Published: 06/03/2023
“E ara, e oho, matike, maranga!”
Award-winning Māori actor and cabaret performer Rutene Spooner (Ngati Porou, Ngāruahine, Te Aitanga-a-Mahaki) premieres his latest work, Be Like Billy?, to Court Theatre audiences this month. Backed by the hottest showband in Ōtautahi - four-piece band Tequila Muttonbirds - Spooner shares his personal journey of following in the footsteps of “te master, te legend, te funny fala”, Billy T James.
Bilingual performer, staunch Te Reo Māori advocate and mischief maker Spooner arms himself with all the usual storytelling devices we would come to expect in a musical inspired by Billy T. After all, “what better way to evoke reflection on our national identity than with a song and a laugh” he says.

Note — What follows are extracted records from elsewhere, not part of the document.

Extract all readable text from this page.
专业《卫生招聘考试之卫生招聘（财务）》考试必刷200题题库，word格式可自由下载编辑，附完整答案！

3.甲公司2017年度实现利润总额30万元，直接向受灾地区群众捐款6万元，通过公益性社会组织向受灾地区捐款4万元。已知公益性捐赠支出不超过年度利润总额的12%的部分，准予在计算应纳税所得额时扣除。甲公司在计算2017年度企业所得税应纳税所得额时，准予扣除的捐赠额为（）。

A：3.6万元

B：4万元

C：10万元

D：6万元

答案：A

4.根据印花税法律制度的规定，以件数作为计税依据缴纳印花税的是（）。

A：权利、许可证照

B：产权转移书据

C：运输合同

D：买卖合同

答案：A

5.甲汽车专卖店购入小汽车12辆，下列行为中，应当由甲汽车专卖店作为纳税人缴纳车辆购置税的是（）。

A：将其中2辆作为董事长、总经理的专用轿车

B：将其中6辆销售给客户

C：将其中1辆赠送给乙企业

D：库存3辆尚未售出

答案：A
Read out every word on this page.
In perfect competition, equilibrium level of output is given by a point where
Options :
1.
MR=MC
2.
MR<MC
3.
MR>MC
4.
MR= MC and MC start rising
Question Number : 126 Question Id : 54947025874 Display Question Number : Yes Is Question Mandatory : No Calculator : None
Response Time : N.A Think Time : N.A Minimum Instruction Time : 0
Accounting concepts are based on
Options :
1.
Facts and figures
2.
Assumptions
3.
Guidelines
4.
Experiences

Although Billy’s name is in the title, Be Like Billy? - directed by friend and fellow theatre maker Holly Chappell - in fact pays homage to the genealogy of Māori showmanship and many of the Māori musical icons and showbands of the 1980s, and earlier. These entertainers broke through barriers to connect cultures. As Spooner says, “I stand on the shoulders of many haka-boogie-entertainers who did the hard yards so that I didn’t have to.” These great Māori showmen and women also shaped how we saw ourselves as New Zealanders. So, what has changed? And more importantly, what still needs to change?
Spooner himself is well-known to musical-theatre audiences throughout Aotearoa and Australia. He memorably appeared in Cabaret and Little Shop of Horrors at The Court Theatre and has also written two award winning ‘plays with song’ - Super Hugh-man (2017) and Thoroughly Modern Māui (2022).
Although Spooner grew up after Billy’s death in 1991, his influence was still pervasive. Billy T James helped open the door to mainstream audiences for other Māori performers and, in doing so, opened minds as well.
For Chappell, who has worked with Spooner over many years, producing four children’s shows for The Court together, becoming involved “felt natural” after having read all of the evolving iterations of the script.
“Everyone is on such a different journey with this content” says Chappell. “And that starts from laughter” adds Spooner. There will be plenty on stage in Be Like Billy?
Spooner’s play evolved from a casual conversation about Billy T James’s place as tipuna in the realm of performing arts and the man who helped him discover his calling. “I saw Billy perform and when I did, everything just landed. That’s what I wanna do” he says. The Court Theatre commissioned the play in 2016 but at the time Spooner felt he needed to hone his skills more in order to do the story justice. “Now feels like the right time for me as a maker - and now’s the right time for the conversation” he says.
That conversation asks us “Who are we laughing at? And why are we laughing?” As a young man who once aspired to ‘Be like Billy’, Spooner now asks “Should I be like Billy? What does that even mean today?” He hopes this show will “jestfully stir that conversation, and some self-reflection. I just want people to be enthusiastically excited about change.”
Be Like Billy? is one of six plays from Aotearoa in The Court’s 2023 line-up and the second show especially commissioned by The Court (the first being Sense and Sensibility).
Be Like Billy? runs 25 March – 22 April, preceded each evening by Rēwena. These plays can be seen separately (discounts apply), or people can attend as a double bill. Tickets available from courttheatre.org.nz
“‘The Showband Era’ gave birth to some of Māoridom’s greatest entertainers. This play celebrates that whakapapa, tracing all the way back to the cheeky cackle we all know and love. So, what does Māori showmanship look like today?” – Rutene Spooner, Creator and Performer.